Mediterranean Diet Ranked Best Diet Overall – What’s Missing?

By Katie McKee MCN, RDN, LD on 02/22/2019

Tags: Research, Diet, Heart Health

The Mediterranean diet – often considered one of the healthiest diets in the world and recognized for a variety of benefits, including its effects on promoting cardiovascular and metabolic health – was recently voted No. 1 in Best Diets Overall by U.S. News & World Report. A panel of health experts evaluated 41 different diets and acknowledged the Mediterranean diet’s heart-health benefits, plant-forward focus and ease to follow, among other characteristics. But what is the Mediterranean diet? Does it meet nutrient needs? What does the research say?

What Is the Mediterranean Diet?

Worldwide, the diet is characterized by its emphasis on fruits and vegetables, whole grains, beans, nuts, legumes, extra virgin olive oil and flavorful herbs and spices; moderate consumption of fish, eggs, poultry, dairy foods and red wine; and low consumption of red meat and commercial sweets. The diet has a unique and rich history dating back centuries to the countries surrounding the Mediterranean Sea, including France, Italy, Spain, Morocco and Greece. Today, the diet is recognized by the 2015-2020 Dietary Guidelines for Americans (DGA) as one of three healthy eating patterns.

Research has shown that the Mediterranean-style of eating has numerous health benefits, including improvement in lipid profiles and insulin sensitivity and a reduction in inflammation; blood pressure, blood glucose and lipids; oxidative stress; cardiovascular disease risk; and total mortality.

The Mediterranean Diet Lacks One Thing Americans Need

While the Mediterranean diet has a lot going for it, the DGA acknowledge that it doesn’t meet the current calcium recommendations in the United States (or in many other Western countries, such as Australia). Worldwide, the Mediterranean diet recommendation is one to two servings of dairy foods per day – providing between 700-800 milligrams of calcium daily (compared to the 1,000-1,300 milligrams recommendation in the United States). The DGA Healthy Mediterranean-Style Eating Pattern recommends two daily servings of dairy, while the DGA Healthy U.S.-Style Eating Pattern recommends three daily servings of dairy.

It’s not just calcium; dairy foods also contain many other essential nutrients. While dairy foods are the number one source of calcium in the U.S. diet, they are also the number one source of vitamin D and potassium – three nutrients the DGA identified as shortfall nutrients, nutrients underconsumed by the U.S. population.

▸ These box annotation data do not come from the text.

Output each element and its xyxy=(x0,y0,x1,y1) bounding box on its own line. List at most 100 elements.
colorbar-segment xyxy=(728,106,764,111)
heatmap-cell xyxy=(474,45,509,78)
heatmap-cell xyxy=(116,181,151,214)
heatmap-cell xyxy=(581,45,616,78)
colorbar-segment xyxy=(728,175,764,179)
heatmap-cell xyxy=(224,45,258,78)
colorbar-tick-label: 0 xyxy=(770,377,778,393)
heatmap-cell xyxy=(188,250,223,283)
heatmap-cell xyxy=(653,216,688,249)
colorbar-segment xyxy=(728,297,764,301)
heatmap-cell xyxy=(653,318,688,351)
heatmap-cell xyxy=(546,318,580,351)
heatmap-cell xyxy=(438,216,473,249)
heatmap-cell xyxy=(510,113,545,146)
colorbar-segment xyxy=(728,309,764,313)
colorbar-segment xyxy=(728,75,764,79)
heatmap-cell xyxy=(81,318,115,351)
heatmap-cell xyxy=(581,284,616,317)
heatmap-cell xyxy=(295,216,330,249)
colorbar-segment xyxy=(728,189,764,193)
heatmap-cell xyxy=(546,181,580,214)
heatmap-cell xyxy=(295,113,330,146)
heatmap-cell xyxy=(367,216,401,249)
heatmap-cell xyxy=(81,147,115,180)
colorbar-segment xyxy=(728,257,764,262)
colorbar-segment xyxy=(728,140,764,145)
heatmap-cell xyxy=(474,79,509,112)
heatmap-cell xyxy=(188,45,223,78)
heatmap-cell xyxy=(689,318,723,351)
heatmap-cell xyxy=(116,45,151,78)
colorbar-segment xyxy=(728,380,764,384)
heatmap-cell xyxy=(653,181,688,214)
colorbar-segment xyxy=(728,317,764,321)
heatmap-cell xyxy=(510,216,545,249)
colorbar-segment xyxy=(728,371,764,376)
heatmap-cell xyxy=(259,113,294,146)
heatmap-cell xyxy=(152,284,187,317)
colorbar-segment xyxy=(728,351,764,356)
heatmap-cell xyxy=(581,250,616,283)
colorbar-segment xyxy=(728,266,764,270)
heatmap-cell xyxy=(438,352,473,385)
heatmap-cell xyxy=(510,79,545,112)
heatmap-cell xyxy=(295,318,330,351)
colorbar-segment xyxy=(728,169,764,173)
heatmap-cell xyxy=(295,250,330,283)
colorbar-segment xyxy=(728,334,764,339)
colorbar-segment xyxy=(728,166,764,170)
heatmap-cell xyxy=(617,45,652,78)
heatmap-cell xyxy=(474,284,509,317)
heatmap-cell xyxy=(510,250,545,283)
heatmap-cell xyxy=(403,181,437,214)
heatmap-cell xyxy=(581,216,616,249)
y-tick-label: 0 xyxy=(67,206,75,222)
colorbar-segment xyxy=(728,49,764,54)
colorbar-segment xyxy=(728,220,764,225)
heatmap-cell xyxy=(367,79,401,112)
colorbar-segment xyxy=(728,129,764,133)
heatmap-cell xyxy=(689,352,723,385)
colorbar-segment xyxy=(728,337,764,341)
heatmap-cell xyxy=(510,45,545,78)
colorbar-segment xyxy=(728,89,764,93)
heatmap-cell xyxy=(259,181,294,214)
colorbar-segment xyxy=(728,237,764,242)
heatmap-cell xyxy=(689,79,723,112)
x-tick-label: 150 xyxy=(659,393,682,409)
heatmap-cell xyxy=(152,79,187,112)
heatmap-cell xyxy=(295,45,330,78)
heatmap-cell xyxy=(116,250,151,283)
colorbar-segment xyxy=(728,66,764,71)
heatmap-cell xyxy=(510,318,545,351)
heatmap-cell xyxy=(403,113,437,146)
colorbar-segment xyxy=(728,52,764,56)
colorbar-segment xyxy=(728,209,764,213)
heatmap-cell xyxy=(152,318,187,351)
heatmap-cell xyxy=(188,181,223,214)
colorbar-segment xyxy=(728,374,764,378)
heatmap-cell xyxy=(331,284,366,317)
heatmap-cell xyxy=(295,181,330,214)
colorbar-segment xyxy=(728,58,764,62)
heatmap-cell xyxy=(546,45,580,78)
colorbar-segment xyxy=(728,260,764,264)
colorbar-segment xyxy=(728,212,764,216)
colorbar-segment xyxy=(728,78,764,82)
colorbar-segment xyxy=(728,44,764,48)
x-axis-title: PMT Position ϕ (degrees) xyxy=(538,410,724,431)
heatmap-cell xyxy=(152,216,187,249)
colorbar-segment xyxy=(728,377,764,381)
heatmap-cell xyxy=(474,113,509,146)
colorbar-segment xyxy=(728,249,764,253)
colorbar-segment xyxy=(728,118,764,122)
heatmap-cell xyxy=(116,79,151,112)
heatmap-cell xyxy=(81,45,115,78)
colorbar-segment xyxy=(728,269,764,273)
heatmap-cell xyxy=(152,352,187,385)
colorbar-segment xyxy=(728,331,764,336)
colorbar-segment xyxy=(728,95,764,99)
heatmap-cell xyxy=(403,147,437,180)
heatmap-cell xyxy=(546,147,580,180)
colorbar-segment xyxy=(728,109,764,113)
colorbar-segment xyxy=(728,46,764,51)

Adding More Dairy to the Mediterranean Diet

A recent study conducted by Wade et al. looked at a Mediterranean diet supplemented with dairy foods to meet Australian dairy and calcium recommendations – in particular, as it relates to improvements in biomarkers for cardiovascular disease risk. The study was a randomized, controlled, crossover design that compared a modified Mediterranean diet (including three to four daily servings of dairy) with a low-fat control diet. Forty-one participants aged 45 and older, at risk for cardiovascular disease, followed each of the diets for eight weeks, with an eight-week washout period between them.

Compared to the low-fat diet, the Mediterranean diet lowered blood pressure, increased HDL cholesterol, decreased blood triglycerides and improved total cholesterol/HDL cholesterol ratio all while meeting calcium recommendations. The authors concluded that including three to four daily servings of dairy as part of the Mediterranean-style eating pattern resulted in significant positive changes in markers of cardiovascular disease risk. This research underpins the importance of dairy foods in a healthy eating pattern, including the Mediterranean diet, and builds on the current body of research regarding dairy’s health benefits.

So, can you recommend the Mediterranean diet to your clients? Absolutely – just make sure they consider the crucial need for additional dairy.